Michael Jordan’s vertical leap was measured to be 122 cm. What was his takeoff speed, and how long would he be in the air?
he take off speed was 5.1 and he was in the air for 1s
To calculate Michael Jordan's takeoff speed and the time he would be in the air, we can use the principles of physics.

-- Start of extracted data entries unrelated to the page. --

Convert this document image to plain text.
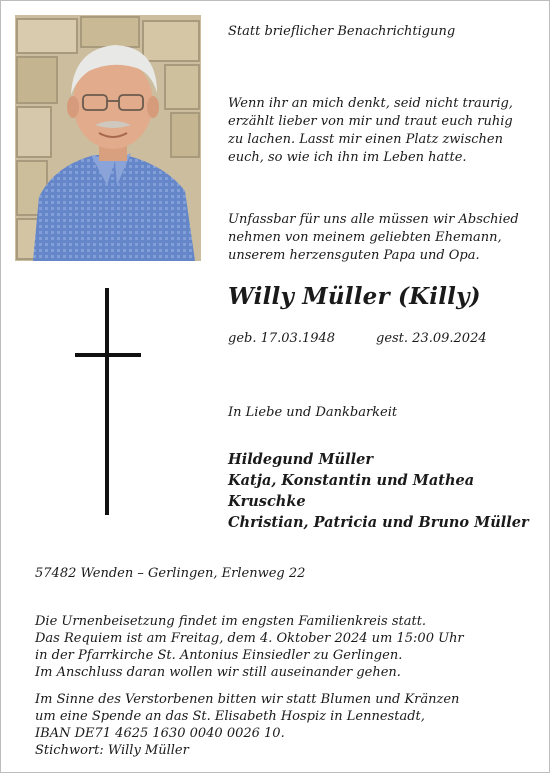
Statt brieflicher Benachrichtigung
Wenn ihr an mich denkt, seid nicht traurig,
erzählt lieber von mir und traut euch ruhig
zu lachen. Lasst mir einen Platz zwischen
euch, so wie ich ihn im Leben hatte.
Unfassbar für uns alle müssen wir Abschied
nehmen von meinem geliebten Ehemann,
unserem herzensguten Papa und Opa.
Willy Müller (Killy)
geb. 17.03.1948	gest. 23.09.2024
In Liebe und Dankbarkeit
Hildegund Müller
Katja, Konstantin und Mathea Kruschke
Christian, Patricia und Bruno Müller
57482 Wenden – Gerlingen, Erlenweg 22
Die Urnenbeisetzung findet im engsten Familienkreis statt.
Das Requiem ist am Freitag, dem 4. Oktober 2024 um 15:00 Uhr
in der Pfarrkirche St. Antonius Einsiedler zu Gerlingen.
Im Anschluss daran wollen wir still auseinander gehen.
Im Sinne des Verstorbenen bitten wir statt Blumen und Kränzen
um eine Spende an das St. Elisabeth Hospiz in Lennestadt,
IBAN DE71 4625 1630 0040 0026 10.
Stichwort: Willy Müller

The relevant equation for vertical motion is:
vf^2 = vi^2 + 2as
Where:
- vf is the final velocity (zero when Michael reaches the highest point of his jump)
- vi is the initial velocity (takeoff speed)
- a is the acceleration due to gravity (-9.8 m/s^2 for objects near the Earth's surface)
- s is the displacement (vertical leap height, which is 122 cm or 1.22 meters)
Let's solve for vi (takeoff speed) first:
0 = vi^2 + 2(-9.8)(1.22)
vi^2 = 9.8(1.22)
vi^2 = 11.96
vi = √(11.96)
vi ≈ 3.46 m/s
Michael Jordan's takeoff speed would be approximately 3.46 meters per second.
Next, let's calculate the time he would be in the air. To do this, we'll use the equation:
vf = vi + at
Where:
- vf is the final velocity (zero when Michael reaches the highest point of his jump)
- vi is the initial velocity (takeoff speed)
- a is the acceleration due to gravity (-9.8 m/s^2 for objects near the Earth's surface)
- t is the time in seconds
0 = 3.46 + (-9.8)t
9.8t = 3.46
t = 3.46 / 9.8
t ≈ 0.35 seconds
Michael Jordan would be in the air for approximately 0.35 seconds.